P2 - Muçum, eu não sei se você pode explicar um pouco o que que é uma obrigação e quais que eram as suas obrigações que você tinha que, que alcançar pra você se tornar um pai de santo.
R – Olha, veja só, eu tive que, o, hoje eu tenho um corpo, a limpeza de corpo é, o significado é quando a pessoa tem um fechamento com a entidade da esquerda, seja ela o que for. Que seje Bombagira, que seje Tranca Rua, Colodina, Maria Padira, ela é da esquerda, ela, a pessoa pode ser evocada por essa entidade. Então essa entidade, quando começa a apoderar na pessoa, muitas vezes ela, a pessoa é muito fechada no santo, então naquele momento o oruxá não dá apoio porque ele tá precisando de uma obrigação, pra tomar conta da matéria dele e dar, começar a dar qualidade. Então a esquerda chega, tem mais apoio, porque acha o corpo dele desativado, então ela ali tem apoio. Desde já, que ele passa a cuidar daquela limpeza, essa limpeza se diz um buri. É um buri, ele recebe esse buri, recolhe aquela entidade e leva ela lá pro lugar dela, entendeu? Depois da, que recolhe aquela entidade, ele tem, começa a ter um fechamento com o oruxá ou caboclo, né, que eu sou feito em umbanda, né, eu sou filho de, em Açã e Ogun de (ronda?). Então em cima disso, quando ela recebe essa oferenda, ela vai pro lugar dela, o orixá já começa a tomar caminho, junto com a matéria. Ali, em cima daquela obrigação, ele tem a matança pra oruxá e tem o batizado de oruxá, dentro da casa do pai de santo, entendeu?
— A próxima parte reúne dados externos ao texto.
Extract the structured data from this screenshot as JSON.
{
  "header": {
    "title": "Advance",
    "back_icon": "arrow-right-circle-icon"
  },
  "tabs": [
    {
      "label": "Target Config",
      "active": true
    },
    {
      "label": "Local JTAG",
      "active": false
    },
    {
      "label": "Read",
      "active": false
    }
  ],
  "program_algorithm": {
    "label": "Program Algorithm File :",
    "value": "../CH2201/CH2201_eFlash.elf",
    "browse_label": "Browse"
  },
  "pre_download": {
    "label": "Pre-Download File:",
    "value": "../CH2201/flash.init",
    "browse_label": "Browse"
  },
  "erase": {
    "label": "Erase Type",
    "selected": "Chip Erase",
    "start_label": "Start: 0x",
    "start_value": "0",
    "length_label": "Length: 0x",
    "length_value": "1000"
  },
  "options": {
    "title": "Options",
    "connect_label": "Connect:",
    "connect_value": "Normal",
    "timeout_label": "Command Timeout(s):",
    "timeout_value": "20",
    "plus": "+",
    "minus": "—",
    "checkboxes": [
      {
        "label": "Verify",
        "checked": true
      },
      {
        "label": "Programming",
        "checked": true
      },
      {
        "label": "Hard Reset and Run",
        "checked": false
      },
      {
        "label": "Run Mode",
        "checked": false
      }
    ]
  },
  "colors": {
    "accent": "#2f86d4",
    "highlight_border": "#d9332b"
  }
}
Então ali ele vai passar a batizar o oruxá, fazer o corte do oruxá que é pra, é, igualmente o menino pagão. Não tem a história, o menino quando é pagão diz que não é gente, corre o risco, tal tal. Então tem que, depois de batizado ele volta a tomar outro mundo. Então é isso, a gente tem essa mesma caminhada. Passa pelo...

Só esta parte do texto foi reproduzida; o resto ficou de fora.